One of the books freebirthers refer to the most is a cult, fringe work called Unassisted Childbirth by Laura Kaplan Shanley. It contains shimmers of the New Age movement: mind transcends matter and women are told they can manifest the births they want. Shanley, who birthed all four of her children unassisted, claims that the mind is fundamentally responsible for creating our reality. This is especially true during birth, she argues, where a fearful mother in fight-or-flight mode can lead to poorer outcomes — a successful birth usually requires the laboring parent to be relaxed in an environment that she perceives as totally safe. She isn’t necessarily wrong about that. Birth, like sex, is an incredibly intimate and vulnerable situation dependent on psychological wellbeing. Can you imagine trying to have sex in a sterile, fluorescent-lit hospital room with doctors and nurses crowding you with threats to speed it up or get sliced open? Probably not.

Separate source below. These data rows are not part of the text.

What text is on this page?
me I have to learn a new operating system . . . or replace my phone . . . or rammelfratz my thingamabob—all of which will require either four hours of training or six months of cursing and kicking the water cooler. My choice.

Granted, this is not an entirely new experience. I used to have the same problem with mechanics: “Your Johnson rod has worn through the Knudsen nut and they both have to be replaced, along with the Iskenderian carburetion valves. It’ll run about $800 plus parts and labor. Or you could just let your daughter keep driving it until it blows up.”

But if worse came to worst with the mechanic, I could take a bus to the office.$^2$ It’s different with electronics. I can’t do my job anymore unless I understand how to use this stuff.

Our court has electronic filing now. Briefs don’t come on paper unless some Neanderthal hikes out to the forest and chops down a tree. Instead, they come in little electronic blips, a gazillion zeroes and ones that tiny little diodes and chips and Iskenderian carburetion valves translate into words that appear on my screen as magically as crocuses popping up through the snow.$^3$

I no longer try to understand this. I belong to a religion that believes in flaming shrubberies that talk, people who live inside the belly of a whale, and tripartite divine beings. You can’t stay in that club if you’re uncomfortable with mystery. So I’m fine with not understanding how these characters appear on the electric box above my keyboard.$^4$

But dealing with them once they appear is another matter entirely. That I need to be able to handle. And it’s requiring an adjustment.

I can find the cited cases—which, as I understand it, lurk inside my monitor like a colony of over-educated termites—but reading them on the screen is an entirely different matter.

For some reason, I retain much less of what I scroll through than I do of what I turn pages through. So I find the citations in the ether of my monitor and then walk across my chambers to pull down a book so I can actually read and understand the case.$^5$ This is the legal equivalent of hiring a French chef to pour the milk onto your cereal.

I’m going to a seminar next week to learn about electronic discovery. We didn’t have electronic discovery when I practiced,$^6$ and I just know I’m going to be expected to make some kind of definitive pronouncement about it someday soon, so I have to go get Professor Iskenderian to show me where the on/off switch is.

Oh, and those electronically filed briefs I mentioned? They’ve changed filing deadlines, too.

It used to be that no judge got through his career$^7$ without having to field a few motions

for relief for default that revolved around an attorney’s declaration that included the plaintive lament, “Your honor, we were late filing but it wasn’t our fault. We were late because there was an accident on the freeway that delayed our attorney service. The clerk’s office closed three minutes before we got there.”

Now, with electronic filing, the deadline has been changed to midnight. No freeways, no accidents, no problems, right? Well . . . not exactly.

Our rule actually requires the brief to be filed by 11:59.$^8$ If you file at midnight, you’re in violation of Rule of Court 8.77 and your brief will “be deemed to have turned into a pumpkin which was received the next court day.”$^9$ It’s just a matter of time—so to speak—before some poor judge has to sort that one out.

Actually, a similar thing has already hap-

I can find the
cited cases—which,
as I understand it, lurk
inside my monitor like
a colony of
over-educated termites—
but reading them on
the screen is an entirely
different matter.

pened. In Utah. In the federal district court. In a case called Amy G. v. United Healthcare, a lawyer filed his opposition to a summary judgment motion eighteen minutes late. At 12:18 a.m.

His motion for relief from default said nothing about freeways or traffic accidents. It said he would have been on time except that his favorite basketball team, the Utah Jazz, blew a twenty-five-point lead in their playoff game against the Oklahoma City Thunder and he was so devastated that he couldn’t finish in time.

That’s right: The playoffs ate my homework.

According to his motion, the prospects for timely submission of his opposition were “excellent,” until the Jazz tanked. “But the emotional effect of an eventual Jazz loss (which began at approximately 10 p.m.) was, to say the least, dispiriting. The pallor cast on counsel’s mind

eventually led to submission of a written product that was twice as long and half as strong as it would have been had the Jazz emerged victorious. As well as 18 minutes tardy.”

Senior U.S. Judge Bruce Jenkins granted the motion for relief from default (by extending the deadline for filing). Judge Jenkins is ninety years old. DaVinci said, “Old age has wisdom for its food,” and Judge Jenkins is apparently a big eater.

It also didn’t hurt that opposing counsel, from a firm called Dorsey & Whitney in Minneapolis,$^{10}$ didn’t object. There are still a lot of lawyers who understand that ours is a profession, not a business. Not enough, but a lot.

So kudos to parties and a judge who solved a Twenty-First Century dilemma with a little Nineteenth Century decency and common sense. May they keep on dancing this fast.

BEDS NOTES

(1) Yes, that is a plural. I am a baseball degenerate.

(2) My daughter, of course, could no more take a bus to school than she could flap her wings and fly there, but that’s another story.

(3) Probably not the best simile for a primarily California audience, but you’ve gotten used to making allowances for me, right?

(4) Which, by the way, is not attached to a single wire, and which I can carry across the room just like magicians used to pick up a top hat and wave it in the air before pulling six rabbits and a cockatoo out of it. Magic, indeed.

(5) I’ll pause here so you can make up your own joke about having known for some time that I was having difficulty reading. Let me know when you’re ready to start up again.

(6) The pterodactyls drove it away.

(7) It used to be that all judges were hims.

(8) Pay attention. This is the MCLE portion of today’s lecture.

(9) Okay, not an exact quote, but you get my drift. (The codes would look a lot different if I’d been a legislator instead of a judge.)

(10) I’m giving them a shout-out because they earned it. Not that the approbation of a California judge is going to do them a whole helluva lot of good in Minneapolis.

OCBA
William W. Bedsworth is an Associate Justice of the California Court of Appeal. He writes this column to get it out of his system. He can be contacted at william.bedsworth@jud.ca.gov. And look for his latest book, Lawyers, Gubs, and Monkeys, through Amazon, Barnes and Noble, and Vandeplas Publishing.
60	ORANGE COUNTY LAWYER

Home-birth midwives, at least the really good ones, always respected the sexual and private nature of birth while simultaneously acting as a presence of safety and experience to help the parents if some complication were to arise, and sometimes they do. The most dangerous part of birth is usually the period after birth, when mothers can hemorrhage and even die from blood loss. Midwives keep a sharp eye on this process and carry medications that stop excessive postpartum bleeding. I’ve heard from at least two midwives that when a woman is in a hemorrhage situation, it is, as you might expect, difficult for her to handle by herself. But I’ve also heard that by purchasing the Complete Guide to Freebirth online course from FBS for $399 I can learn everything there is to know about birthing unassisted, even though humans quite obviously evolved to birth with support from other women; even chimps have other females present when they birth. Sometimes the male chimps get jealous and eat the baby, but that’s a different story.